The European Southern Observatory's Very Large Telescope (VLT) has captured an image of a young, Sun-like star and its two companions. Direct images of exoplanets are nothing new, but this is the first time researchers have directly seen multiple planets orbiting a star like our own.

sun-like-star-two-giants-1000px-600x600

This image, captured by the SPHERE instrument on ESO’s Very Large Telescope, shows the star TYC 8998-760-1 accompanied by two giant exoplanets. This is the first time astronomers have directly observed more than one planet orbiting a star similar to the Sun.
ESO / Bohn et al.

The star is only 17 million years old, a “very young version of our own Sun,” says Alexander Bohn (Leiden University, The Netherlands), who led the team that reported the results that will appear in Astrophysical Journal Letters (preprint available here).

But the system, dubbed TYC 8998-760-1, is nothing like our solar system. One of the star's companions straddles the line that defines planets, with a mass 14 times Jupiter's; the other has a mass of six Jupiters. Both orbit far from the star, about 160 and 320 times the average distance between Earth and the Sun. That puts them more than four times farther out than Pluto is from the Sun.

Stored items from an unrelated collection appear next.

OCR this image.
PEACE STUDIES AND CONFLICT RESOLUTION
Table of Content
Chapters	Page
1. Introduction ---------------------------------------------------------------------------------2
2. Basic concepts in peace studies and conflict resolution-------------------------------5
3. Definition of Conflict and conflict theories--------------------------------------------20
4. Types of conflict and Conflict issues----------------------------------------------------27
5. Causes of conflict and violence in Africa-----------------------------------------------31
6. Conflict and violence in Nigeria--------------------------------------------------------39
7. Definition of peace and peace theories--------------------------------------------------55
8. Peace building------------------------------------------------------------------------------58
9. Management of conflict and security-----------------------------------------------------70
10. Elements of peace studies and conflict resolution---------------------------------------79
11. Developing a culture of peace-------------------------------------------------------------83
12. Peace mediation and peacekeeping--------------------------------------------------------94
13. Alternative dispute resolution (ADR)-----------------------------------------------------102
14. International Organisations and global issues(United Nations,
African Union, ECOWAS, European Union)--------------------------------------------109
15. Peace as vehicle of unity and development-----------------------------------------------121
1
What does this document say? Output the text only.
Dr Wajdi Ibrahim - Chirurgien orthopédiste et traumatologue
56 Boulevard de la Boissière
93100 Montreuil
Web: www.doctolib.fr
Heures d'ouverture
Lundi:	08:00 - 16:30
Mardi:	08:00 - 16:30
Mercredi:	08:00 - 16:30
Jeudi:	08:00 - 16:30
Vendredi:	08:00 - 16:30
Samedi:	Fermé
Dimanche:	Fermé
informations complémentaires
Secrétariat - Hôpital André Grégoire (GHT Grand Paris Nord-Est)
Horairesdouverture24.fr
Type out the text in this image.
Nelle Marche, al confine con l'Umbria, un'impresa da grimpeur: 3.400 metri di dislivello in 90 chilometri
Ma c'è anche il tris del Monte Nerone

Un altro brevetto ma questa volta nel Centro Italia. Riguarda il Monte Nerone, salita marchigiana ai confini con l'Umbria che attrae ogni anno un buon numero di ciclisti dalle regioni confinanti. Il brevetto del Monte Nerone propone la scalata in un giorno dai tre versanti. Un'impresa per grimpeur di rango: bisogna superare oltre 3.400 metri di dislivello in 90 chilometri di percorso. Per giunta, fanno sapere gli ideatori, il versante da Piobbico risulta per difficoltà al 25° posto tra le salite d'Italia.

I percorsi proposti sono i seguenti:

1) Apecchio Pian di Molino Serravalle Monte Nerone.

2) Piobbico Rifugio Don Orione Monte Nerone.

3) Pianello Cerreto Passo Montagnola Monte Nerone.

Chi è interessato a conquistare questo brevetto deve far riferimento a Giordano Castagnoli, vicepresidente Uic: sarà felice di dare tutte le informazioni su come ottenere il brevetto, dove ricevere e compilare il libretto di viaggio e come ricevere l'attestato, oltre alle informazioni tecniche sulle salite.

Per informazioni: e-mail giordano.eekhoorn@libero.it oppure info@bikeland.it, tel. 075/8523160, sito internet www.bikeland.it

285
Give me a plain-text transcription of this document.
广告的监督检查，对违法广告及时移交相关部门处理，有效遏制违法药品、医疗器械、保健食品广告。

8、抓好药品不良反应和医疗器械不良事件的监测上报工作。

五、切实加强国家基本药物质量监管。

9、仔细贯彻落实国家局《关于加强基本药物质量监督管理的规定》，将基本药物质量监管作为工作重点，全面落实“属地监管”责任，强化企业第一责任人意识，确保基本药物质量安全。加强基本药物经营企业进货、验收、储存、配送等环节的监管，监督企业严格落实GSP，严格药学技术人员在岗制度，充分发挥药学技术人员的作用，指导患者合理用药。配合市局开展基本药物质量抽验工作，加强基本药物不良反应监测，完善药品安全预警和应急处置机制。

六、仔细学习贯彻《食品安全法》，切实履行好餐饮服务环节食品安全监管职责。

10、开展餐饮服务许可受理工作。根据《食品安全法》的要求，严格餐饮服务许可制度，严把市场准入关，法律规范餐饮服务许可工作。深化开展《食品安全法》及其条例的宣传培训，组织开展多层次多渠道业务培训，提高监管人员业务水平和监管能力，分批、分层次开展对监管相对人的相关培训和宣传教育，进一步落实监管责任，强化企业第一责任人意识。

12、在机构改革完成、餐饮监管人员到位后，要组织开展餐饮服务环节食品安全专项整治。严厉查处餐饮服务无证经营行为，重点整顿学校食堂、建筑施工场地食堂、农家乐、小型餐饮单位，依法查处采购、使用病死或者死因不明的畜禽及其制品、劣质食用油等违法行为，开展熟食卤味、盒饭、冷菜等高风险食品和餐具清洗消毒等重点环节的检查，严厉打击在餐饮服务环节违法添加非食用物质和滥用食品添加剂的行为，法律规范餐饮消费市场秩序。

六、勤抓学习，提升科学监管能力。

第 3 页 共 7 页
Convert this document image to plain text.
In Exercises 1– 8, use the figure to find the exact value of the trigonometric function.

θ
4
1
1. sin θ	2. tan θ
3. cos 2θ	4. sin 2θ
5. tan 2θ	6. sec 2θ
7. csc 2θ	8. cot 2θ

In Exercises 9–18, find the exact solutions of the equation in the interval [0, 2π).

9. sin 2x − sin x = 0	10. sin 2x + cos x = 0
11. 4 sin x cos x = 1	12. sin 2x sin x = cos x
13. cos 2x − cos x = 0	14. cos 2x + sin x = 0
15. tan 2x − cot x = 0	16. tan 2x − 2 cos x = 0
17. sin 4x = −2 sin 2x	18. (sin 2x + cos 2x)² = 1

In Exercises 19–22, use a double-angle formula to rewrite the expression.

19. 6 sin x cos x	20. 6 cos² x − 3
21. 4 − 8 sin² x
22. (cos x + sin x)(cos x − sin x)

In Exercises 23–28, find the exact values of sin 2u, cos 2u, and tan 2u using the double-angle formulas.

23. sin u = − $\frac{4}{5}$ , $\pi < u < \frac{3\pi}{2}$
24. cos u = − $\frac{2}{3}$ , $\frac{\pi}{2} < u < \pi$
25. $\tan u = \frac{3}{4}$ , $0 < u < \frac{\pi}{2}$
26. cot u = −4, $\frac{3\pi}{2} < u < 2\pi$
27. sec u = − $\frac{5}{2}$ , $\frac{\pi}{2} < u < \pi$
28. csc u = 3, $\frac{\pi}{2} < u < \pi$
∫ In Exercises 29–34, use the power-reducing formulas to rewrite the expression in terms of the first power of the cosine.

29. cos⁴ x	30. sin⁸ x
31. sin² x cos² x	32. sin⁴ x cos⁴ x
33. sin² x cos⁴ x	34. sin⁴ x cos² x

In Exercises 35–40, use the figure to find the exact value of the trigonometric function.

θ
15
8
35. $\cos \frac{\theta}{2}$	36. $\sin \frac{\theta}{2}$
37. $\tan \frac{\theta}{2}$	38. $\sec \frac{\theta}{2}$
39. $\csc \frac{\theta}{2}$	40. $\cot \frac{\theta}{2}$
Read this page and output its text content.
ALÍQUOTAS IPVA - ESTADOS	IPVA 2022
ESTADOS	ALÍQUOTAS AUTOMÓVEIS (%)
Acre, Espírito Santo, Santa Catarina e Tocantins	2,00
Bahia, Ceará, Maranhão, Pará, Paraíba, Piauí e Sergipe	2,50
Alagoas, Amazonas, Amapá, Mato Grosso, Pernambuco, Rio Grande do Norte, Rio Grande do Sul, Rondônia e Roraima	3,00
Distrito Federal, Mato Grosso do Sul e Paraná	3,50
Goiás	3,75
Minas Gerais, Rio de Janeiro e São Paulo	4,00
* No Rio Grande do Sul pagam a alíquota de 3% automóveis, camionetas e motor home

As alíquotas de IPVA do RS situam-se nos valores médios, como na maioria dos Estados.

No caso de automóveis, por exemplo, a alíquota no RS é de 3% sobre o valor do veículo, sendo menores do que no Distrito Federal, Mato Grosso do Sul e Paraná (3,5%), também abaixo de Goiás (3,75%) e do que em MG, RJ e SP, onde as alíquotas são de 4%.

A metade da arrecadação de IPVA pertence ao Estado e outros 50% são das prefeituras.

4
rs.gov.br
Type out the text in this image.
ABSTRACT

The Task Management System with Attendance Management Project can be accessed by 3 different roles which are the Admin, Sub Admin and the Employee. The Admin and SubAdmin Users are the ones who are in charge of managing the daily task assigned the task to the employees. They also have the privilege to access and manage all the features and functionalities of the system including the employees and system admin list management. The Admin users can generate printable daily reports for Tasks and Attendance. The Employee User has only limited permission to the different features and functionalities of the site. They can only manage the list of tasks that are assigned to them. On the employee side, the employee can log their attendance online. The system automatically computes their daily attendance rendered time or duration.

The Spectro-Polarimetric High-contrast Exoplanet Research (SPHERE) instrument on the VLT blocks the host star using a coronagraph, then uses a technique called polarimetery to further separate the starlight from the light coming from the planets. SPHERE images infrared radiation, so the light from these planets is not reflected starlight but rather the warm glow leftover from their formation.

Sky chart to find directly imaged multiple planet system
This chart shows the location of the TYC 8998-760-1 system. This map shows most of the stars visible to the unaided eye under good conditions and the system itself is marked with a red circle.
Sky & Telescope / ESO

Perhaps it's not so surprising that the system is as strange as it is — SPHERE wouldn't have been able to image this system directly had it not been so young and the planets so far out. Nevertheless, the planets' orbital distance begs the question, did they form where they are? Or did they migrate to their current location?

In computer simulations, the researchers show that mostly circular orbits at these distances are stable, but great elongations to the orbits would cause them to be unstable and therefore likely short-lived. So Bohn and his colleagues suggest that the planets probably formed in place, unless there was some very specific (and therefore less likely) scenario that ejected the planets to their far-out orbits.